Softmax smoothing for SDP
These ideas readily extend to the SDP case by instead working with \(g\circ\lambda\). Because \(g\) defined above is permutation invariant, \((g\circ\lambda)^*=g^*\circ\lambda\); see Lewis (1996). All of the arguments above will then translate to the SDP case, and we’ll end up with the analogous primal problem \[ \minimize{x\succeq0} \quad \ip{c+\epsilon e,x} + \mu\sum_i^n \lambda_i(x)\log(\lambda_i(x)/\ip{e,x}) \quad\st\quad \rho(Ax-b)\le\sigma, \] where \(\ip{x,y}\) is the trace inner product between symmetric matrices \(x\) and \(y\), and \(e\) is the identity matrix.
Some comments:
- The perturbation term (a) is a bit different than what we’re used to seeing. The ``usual’’ approach to smoothing is to add a strictly convex perturbation, e.g., \(\mu/2\norm{\cdot}_2^2\), which results in a smooth dual objective. Interestingly, the dual constraint smoothing explored here gives rise to a perturbation that is homogenous degree 1.
- Suppose that \(x_\mu\) is the solution of the perturbed primal. How does \(\norm{x_0-x_\mu}\) behave as a function of \(\mu\), for the usual strictly-convex smoothing compared to this homogenous smoothing?
- Next step is to define \(g\) in terms of the first \(p<n\) eigenvalues.
Strictly-convex smoothing
Consider the primal-dual pair \[ \begin{aligned} \minimize{x} &\quad f(Ax) + g(x) \\\maximize{y} &\quad {-}f^*(-y) - g^*(A^*y). \end{aligned} \tag{8}\] A standard approach to smoothing is to add a strictly convex regularization function \(h\) to the primal problem. We’ll treat \(g\) and \(h\) together, and use the identity \((g+h)^*=g^*\infc h^*\), which gives the following primal-dual pair: \[ \begin{aligned} \minimize{x} &\quad f(Ax) + g(x) + h(x) \\\maximize{y} &\quad {-}{f^*(-y)} - (g^*\infc h^*)(A^*y). \end{aligned} \tag{9}\] Let’s make the following choices for \(g\) and \(h\) (and give their corresponding conjugates): \[ \begin{aligned} g &= \delta_{\tau\Ball_1}, &\quad& g^* = \delta^*_{\tau\Ball_1} = \tau\norm{\cdot}_\infty, \\h &= \epsilon/2\norm{\cdot}^2, &\quad& h^* = 1/(2\epsilon)\norm{\cdot}^2. \end{aligned} \] Then, \[ \begin{aligned} (g^*\infc h^*) &= \inf_w\{ \tau\norm{w}_\infty+1/(2\epsilon)\norm{\cdot-w}^2\} \\&= \tau\inf_w\{ \norm{w}_\infty+1/(2\tau\epsilon)\norm{\cdot-w}^2\} \\&= \tau\env_{\tau\epsilon}\norm{\cdot}_\infty. \end{aligned} \] This gives the primal-dual pair \[ \begin{aligned} \minimize{x} &\quad \half\norm{Ax-b}^2 + \epsilon/2\norm{x}^2 \quad\st\quad\norm{x}_1\le\tau \\\maximize{y} &\quad \ip{b,y}- \half\norm{y}^2 - \tau\env_{\tau\epsilon}\norm{A\T y}_\infty. \end{aligned} \tag{10}\]
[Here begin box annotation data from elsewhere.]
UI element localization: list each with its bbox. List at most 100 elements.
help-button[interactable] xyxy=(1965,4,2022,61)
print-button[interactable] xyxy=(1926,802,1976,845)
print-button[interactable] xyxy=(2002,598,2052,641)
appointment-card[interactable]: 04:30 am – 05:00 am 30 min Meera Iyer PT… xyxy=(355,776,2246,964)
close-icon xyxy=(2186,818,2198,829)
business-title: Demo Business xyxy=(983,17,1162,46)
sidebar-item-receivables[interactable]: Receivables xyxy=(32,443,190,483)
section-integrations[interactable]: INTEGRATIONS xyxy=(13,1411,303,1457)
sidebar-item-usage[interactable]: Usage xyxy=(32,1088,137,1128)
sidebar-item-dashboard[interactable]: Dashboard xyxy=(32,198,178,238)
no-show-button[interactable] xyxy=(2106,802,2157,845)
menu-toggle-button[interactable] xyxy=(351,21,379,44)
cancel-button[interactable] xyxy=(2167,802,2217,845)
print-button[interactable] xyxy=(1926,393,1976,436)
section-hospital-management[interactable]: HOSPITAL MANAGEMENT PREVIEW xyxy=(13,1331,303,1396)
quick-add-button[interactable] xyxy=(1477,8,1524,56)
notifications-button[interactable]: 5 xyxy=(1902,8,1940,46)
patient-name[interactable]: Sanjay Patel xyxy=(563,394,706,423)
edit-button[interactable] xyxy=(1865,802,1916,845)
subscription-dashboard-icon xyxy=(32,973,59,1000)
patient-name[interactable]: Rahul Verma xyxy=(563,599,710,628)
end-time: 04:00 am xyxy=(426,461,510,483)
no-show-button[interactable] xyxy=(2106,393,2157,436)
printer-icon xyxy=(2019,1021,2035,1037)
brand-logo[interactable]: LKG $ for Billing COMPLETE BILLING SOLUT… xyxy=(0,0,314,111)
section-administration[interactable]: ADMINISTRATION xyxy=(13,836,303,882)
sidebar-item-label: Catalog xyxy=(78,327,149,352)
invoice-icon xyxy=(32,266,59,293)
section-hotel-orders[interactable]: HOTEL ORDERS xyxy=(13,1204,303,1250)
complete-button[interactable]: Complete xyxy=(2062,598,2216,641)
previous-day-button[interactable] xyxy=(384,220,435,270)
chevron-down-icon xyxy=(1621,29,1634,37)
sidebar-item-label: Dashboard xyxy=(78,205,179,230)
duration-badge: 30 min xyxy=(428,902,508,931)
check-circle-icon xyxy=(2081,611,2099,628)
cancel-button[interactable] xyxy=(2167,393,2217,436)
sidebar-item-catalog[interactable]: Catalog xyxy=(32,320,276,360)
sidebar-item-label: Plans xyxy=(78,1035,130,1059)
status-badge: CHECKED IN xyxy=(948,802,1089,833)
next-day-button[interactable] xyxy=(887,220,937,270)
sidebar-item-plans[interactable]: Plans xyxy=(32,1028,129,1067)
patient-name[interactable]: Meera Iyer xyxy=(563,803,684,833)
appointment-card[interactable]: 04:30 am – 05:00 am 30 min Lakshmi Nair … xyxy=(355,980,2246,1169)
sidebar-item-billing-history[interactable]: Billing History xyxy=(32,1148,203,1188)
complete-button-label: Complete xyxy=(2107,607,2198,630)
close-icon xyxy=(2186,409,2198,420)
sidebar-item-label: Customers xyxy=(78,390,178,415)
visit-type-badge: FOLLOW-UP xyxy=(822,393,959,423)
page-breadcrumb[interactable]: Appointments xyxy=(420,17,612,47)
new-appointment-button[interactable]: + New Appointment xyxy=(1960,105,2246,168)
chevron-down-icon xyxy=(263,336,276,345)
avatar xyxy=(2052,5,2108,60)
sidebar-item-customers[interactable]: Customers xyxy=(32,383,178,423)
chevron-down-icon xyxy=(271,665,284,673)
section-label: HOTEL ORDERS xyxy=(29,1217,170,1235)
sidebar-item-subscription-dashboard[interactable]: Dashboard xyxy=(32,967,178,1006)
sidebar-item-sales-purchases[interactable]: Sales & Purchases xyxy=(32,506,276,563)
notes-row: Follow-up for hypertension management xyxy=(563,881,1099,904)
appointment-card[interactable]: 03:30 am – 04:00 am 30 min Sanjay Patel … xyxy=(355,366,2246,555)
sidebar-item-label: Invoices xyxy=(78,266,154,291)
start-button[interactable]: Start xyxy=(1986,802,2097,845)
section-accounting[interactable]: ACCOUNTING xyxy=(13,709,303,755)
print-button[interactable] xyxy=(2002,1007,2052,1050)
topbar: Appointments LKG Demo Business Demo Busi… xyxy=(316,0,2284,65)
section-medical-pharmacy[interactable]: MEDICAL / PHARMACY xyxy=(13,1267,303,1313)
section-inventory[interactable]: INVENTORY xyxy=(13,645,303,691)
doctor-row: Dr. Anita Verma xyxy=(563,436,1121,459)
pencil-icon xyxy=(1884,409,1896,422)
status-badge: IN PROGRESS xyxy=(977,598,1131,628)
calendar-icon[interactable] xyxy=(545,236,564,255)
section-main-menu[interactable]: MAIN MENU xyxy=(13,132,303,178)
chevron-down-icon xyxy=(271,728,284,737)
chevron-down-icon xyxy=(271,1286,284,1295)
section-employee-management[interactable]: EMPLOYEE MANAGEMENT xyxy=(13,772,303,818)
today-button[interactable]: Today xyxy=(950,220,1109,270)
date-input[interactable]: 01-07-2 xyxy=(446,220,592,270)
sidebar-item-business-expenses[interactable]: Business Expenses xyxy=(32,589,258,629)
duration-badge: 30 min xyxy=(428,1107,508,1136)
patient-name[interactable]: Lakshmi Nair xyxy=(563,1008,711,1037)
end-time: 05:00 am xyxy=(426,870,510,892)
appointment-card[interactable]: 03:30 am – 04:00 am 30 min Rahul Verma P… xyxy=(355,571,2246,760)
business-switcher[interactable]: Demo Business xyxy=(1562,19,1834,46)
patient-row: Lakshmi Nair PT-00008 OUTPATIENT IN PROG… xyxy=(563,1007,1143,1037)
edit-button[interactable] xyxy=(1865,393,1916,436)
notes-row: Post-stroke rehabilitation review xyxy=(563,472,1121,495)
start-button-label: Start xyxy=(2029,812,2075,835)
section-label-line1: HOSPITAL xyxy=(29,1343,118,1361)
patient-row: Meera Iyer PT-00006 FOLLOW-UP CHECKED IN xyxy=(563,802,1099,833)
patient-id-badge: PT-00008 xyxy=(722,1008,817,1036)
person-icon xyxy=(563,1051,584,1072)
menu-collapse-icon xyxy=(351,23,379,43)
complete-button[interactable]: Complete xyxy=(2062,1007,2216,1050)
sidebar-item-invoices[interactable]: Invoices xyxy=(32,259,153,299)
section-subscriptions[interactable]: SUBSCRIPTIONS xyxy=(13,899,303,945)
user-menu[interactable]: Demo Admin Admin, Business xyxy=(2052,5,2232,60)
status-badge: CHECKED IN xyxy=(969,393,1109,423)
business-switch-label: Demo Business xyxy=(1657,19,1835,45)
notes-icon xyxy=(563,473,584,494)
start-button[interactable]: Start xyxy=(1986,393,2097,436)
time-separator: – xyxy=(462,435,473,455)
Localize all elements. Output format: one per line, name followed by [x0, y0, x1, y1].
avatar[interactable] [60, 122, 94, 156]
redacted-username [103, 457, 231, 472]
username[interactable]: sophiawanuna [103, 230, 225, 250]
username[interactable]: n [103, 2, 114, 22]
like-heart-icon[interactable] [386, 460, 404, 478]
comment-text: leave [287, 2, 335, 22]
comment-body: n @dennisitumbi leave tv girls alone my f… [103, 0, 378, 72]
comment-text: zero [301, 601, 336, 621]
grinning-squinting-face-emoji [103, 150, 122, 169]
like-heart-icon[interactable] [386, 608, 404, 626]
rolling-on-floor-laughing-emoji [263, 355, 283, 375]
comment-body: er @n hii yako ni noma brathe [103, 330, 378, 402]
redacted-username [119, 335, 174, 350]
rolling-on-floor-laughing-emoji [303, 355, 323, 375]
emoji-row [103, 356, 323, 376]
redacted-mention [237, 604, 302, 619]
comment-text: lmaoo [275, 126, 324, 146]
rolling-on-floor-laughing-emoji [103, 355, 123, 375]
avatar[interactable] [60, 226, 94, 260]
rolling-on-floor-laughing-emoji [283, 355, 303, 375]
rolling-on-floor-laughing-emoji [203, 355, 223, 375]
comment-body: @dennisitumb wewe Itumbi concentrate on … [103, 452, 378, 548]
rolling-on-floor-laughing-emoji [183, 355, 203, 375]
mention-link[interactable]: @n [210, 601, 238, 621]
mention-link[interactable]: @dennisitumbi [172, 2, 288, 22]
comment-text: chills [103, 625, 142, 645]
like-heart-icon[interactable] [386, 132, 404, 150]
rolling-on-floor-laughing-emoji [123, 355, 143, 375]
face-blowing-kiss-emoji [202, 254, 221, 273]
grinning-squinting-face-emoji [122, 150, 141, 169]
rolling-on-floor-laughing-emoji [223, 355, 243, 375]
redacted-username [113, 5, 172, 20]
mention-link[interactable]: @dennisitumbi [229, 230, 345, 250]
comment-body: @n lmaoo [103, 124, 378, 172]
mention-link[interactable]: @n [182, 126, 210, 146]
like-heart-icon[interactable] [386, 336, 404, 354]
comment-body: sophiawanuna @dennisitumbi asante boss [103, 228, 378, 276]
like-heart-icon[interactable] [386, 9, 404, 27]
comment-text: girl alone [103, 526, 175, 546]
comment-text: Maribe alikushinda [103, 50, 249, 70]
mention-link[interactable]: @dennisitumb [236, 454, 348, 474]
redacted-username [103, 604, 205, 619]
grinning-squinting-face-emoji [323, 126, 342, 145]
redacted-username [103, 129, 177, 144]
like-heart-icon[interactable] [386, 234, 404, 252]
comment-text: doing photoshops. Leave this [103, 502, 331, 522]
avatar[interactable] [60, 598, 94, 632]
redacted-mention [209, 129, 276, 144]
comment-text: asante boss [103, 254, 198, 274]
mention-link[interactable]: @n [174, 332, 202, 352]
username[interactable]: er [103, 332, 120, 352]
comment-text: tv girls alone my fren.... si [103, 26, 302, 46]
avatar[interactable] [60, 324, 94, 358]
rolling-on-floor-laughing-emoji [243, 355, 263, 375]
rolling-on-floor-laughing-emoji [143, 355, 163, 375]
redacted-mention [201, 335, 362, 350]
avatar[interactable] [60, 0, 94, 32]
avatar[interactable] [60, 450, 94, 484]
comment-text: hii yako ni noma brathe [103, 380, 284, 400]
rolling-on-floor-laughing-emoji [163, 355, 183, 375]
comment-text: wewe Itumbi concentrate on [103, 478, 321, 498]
To compute \(\env_{\lambda}\norm{\cdot}_\infty\), we use Moreau’s identity: \[ \env_\lambda p(x) + \env_{1/\lambda} p^*(x/\lambda)= 1/(2\lambda)\norm{x}^2. \] Take \(p=\norm{\cdot}=\delta^*_{\Ball_*}\), so that \(p^*=\delta_{\Ball_*}\). In that case, \[ \env_{1/\lambda}p^*(x/\lambda) = \env_{1/\lambda}\delta_{\Ball_*}(x/\lambda) = 1/(2\lambda)\dist_{\lambda\Ball_*}^2(x), \] and so \[ \env_\lambda\norm{x} = 1/(2\lambda)\norm{x}^2 - 1/(2\lambda)\dist_{\lambda\Ball_*}^2(x). \]